The goal of event sourcing approach is to induce changes into a system by saving all the events that appends in it rather than mutating its state. Here is some possiblities that it brings:

  • you do not have to know the wholes state of the entities of your system. All you need is their unique identifier to create events related to them,
  • all you have to care at first is the persistence of your event storem
  • you can theorically bring back the system to any state of its history, take a snapshot and represent it the way you want.
  • as you store functional events (create user, sell item, whatever), data migration is not needed. All you have to think of is the way you propaged the event through your whole information system.

So the idea is pretty cool. It seems disconcerting at first. Though, notice that that's the way work our well known relational data bases management systems. Every transaction details is at first written in redo logs, even if it is in progress and not committed. This way, the RDBMS is able to rerun a set of operation in case of a crash, reducing the risk of losing an important part of a transaction. This is event sourcing! And it is consider as the safest way to track all the transactions in the system.

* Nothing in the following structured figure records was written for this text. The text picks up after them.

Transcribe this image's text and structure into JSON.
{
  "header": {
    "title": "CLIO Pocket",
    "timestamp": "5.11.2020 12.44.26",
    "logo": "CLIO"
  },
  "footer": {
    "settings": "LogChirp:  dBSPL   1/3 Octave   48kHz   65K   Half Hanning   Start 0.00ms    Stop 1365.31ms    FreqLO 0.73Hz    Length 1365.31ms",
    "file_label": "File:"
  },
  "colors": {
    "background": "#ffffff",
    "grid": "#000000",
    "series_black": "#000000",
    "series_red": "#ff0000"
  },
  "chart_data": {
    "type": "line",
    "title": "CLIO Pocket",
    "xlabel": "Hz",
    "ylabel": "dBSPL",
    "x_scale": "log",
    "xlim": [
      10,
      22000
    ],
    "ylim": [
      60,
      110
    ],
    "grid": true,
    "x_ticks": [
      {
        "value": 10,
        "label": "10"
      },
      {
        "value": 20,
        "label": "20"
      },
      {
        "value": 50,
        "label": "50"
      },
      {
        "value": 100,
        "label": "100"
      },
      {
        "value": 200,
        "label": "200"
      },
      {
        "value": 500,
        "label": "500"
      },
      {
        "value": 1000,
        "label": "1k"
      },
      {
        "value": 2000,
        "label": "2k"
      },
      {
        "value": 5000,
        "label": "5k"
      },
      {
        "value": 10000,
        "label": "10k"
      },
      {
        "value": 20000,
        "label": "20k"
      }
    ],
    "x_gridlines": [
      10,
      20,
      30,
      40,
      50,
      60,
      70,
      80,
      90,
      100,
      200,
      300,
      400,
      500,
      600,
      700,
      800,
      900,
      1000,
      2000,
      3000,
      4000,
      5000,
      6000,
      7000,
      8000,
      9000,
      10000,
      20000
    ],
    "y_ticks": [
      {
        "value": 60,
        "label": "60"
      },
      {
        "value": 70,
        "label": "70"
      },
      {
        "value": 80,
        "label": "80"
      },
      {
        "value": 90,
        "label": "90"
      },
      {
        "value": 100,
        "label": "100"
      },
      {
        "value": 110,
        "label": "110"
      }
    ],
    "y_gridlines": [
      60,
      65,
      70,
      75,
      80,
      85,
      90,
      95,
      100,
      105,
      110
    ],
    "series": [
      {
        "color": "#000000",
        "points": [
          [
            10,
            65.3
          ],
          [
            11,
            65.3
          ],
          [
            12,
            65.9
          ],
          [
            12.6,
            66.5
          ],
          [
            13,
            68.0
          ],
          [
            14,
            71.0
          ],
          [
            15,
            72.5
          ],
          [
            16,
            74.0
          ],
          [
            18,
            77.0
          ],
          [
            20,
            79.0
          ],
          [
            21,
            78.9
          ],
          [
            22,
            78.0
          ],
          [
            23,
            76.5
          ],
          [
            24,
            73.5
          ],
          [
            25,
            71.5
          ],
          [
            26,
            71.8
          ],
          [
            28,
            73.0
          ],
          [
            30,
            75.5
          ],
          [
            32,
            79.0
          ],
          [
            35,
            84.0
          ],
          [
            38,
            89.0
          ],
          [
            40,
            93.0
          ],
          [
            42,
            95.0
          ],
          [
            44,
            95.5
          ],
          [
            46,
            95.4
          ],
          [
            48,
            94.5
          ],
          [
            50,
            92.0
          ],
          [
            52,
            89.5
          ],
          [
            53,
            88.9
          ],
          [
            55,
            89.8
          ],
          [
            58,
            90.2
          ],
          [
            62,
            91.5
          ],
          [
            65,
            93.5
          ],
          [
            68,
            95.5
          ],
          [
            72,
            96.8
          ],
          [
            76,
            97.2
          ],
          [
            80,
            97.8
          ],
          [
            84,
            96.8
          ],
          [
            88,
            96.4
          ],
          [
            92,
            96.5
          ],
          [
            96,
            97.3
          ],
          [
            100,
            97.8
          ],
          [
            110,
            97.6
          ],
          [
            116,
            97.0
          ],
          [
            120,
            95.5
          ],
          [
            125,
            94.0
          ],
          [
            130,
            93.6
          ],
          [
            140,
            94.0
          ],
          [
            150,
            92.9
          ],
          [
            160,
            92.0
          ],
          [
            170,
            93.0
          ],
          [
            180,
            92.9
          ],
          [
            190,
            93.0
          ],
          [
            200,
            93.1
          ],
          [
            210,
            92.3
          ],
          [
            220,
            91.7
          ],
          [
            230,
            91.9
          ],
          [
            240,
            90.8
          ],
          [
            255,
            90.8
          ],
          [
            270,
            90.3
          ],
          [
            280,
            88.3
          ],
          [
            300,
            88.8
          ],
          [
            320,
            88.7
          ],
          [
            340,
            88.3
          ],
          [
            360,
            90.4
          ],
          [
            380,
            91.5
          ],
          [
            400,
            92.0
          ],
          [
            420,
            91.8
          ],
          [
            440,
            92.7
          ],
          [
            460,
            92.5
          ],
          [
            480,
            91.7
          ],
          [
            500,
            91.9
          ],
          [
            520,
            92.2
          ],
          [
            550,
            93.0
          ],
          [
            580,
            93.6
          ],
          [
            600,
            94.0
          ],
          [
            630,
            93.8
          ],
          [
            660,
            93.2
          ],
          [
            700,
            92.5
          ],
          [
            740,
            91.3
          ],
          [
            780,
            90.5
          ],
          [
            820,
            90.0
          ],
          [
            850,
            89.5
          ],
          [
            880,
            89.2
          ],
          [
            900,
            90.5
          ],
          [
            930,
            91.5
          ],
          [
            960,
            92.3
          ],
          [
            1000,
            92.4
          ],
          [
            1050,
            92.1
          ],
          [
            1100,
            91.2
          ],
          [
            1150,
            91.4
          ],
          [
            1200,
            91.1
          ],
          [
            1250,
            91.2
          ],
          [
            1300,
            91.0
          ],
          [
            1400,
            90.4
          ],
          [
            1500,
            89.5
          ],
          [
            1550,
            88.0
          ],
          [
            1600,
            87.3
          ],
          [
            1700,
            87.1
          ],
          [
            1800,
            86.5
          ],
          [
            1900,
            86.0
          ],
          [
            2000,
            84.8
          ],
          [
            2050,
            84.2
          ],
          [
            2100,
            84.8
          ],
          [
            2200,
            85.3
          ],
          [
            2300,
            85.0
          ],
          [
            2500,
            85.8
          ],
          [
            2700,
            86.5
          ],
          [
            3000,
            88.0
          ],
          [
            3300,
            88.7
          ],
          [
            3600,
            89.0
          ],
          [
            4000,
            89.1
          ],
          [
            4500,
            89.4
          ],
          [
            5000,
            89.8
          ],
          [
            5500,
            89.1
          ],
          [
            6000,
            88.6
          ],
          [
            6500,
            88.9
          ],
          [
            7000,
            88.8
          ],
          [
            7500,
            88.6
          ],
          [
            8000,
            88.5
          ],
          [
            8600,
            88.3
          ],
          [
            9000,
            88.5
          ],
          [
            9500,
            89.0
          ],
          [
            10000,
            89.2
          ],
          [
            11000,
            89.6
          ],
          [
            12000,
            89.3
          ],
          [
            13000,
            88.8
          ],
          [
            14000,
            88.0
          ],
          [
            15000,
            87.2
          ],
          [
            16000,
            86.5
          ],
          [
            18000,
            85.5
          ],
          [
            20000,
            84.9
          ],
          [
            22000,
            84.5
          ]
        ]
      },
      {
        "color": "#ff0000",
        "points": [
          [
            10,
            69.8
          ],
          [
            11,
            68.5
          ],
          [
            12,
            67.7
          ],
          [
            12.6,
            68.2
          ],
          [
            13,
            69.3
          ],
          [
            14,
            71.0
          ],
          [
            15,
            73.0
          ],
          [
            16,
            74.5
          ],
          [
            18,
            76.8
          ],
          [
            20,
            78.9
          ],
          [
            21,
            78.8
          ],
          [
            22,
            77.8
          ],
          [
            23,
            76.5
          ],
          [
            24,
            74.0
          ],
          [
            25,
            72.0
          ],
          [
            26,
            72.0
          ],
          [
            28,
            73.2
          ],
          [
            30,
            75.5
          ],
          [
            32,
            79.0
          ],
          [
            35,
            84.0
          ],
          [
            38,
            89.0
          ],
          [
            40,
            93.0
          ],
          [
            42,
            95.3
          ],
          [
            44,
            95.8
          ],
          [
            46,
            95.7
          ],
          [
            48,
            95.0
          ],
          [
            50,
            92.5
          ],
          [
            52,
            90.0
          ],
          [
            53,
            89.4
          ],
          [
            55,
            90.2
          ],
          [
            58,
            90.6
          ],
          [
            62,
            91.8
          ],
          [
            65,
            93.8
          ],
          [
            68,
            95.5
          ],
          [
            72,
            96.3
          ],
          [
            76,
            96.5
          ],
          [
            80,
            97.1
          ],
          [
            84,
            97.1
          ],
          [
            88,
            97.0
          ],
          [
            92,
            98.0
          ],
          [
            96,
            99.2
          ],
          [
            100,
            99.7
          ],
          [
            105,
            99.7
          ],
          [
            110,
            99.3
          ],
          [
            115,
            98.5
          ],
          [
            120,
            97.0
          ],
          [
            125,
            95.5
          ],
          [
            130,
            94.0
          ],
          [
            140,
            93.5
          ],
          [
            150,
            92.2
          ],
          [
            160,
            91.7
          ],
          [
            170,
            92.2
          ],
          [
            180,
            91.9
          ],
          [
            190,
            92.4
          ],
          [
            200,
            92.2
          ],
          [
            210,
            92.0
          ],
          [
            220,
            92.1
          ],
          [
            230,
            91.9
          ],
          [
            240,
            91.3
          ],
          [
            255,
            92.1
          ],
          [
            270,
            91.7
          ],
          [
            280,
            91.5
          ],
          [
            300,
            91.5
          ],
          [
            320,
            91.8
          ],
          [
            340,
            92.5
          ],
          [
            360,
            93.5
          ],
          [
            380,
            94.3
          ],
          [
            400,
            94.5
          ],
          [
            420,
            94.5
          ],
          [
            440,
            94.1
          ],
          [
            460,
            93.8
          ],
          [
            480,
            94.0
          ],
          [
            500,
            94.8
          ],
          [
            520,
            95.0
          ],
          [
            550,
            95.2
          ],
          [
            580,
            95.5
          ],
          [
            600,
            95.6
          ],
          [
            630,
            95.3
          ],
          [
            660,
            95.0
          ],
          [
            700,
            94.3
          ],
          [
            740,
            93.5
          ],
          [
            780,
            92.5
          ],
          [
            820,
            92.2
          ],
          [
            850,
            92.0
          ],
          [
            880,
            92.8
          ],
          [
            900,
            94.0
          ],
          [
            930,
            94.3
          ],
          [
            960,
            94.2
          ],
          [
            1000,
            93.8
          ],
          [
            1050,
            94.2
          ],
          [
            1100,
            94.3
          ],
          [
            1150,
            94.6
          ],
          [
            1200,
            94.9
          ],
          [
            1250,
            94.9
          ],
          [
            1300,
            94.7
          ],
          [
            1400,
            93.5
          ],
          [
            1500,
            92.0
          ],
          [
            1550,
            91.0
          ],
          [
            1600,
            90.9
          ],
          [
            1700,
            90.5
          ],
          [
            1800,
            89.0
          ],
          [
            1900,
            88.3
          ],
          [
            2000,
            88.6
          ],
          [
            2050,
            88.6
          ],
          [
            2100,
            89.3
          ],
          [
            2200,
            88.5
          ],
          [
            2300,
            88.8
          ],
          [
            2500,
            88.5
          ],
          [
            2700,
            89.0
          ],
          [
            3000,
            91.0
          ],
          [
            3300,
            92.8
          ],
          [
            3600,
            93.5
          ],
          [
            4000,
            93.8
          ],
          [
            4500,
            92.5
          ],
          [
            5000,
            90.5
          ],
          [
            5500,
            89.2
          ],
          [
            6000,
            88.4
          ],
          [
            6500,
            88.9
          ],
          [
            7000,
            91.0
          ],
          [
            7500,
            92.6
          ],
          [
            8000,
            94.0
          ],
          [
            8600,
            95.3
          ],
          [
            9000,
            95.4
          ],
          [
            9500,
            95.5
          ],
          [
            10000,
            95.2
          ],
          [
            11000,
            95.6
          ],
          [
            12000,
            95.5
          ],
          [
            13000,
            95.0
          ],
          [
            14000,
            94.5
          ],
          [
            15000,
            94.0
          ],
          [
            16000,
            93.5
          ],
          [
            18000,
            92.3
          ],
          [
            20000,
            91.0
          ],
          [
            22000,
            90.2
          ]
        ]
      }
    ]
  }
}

Let's look at some code. The stuff I wrote in the train is about to create people entities, or in other word associate them with an identifier in the system and being able to change their situation, like marital status or tell they have moved. It could be useful for a revenue declaration app.

I begin with creating a service to deal with people. I call it PersonRegistry. With it, I can create a person in the system and change her marital status:

class PersonRegistry:
    """Provide services to deal with people"""

    # timeline parameter is my event store
    def __init__(self, timeline):
        """Initialize timeline event"""
        self.timeline = timeline
        self._currentId = 0

    def create(self, person):
        """Create a person in the system"""
        self._currentId += 1
        self.timeline.addEvent({
            'type': EventTimeLine.PERSON_CREATION,
            'personId': self._currentId,
            'status': person.status,
            'address': person.address.to_dict(),
            'name': person.name.to_dict()
        })
        return self._currentId

    def changeStatus(self, personId, newStatus):
        self.timeline.addEvent({
            'type': EventTimeLine.PERSON_STATUS_CHANGE,
            'personId': personId,
            'newStatus': newStatus
        })

I wanted the way to store events to be very strait forward. They're simple dicts, easily serializable and readable.

To act as a serious Domain Driven Design guy, I created some value objects as well:

class Person:

    SINGLE = 1
    MARRIED = 2

    def __init__(self, status, address, name):
        self.status = status
        self.address = address
        self.name = name


class Name:
    def __init__(self, firstname, lastname):
        """Blah Blah Blah"""
        self.firstname, self.lastname = firstname, lastname

    def to_dict(self):
        return {'firstname': self.firstname, 'lastname': self.lastname}


class Address:
    def __init__(self, street, city):
        self.street = street
        self.city = city

    def to_dict(self):
        return {'street': self.street, 'city': self.city}

The event store is called EventTimeLine. What it does is allow to addEvent in the system and retrieve them by iterating in its data.

class EventTimeLine:
    """Basically, the list of all events in the system. Allows to add an event.
    The object itself is iterable if you want to browse the created events."""

    PERSON_CREATION = 1
    PERSON_STATUS_CHANGE = 2

    def __init__(self):
        """Initialize the inner event list"""
        self.event_list = []

    def addEvent(self, eventData):
        """Add an event in the event list."""
        eventData['_datetime'] = datetime.datetime.today()
        self.event_list.append(eventData)

    def __iter__(self):
        for e in self.event_list:
            yield e

I can store my events. It is a good start for the first iteration. I can ship it to the users, so thay can populating their system with people.

Next step is to be able to get a snapshot of the system state. I'll be my monday iteration! For now, you can find the code on github.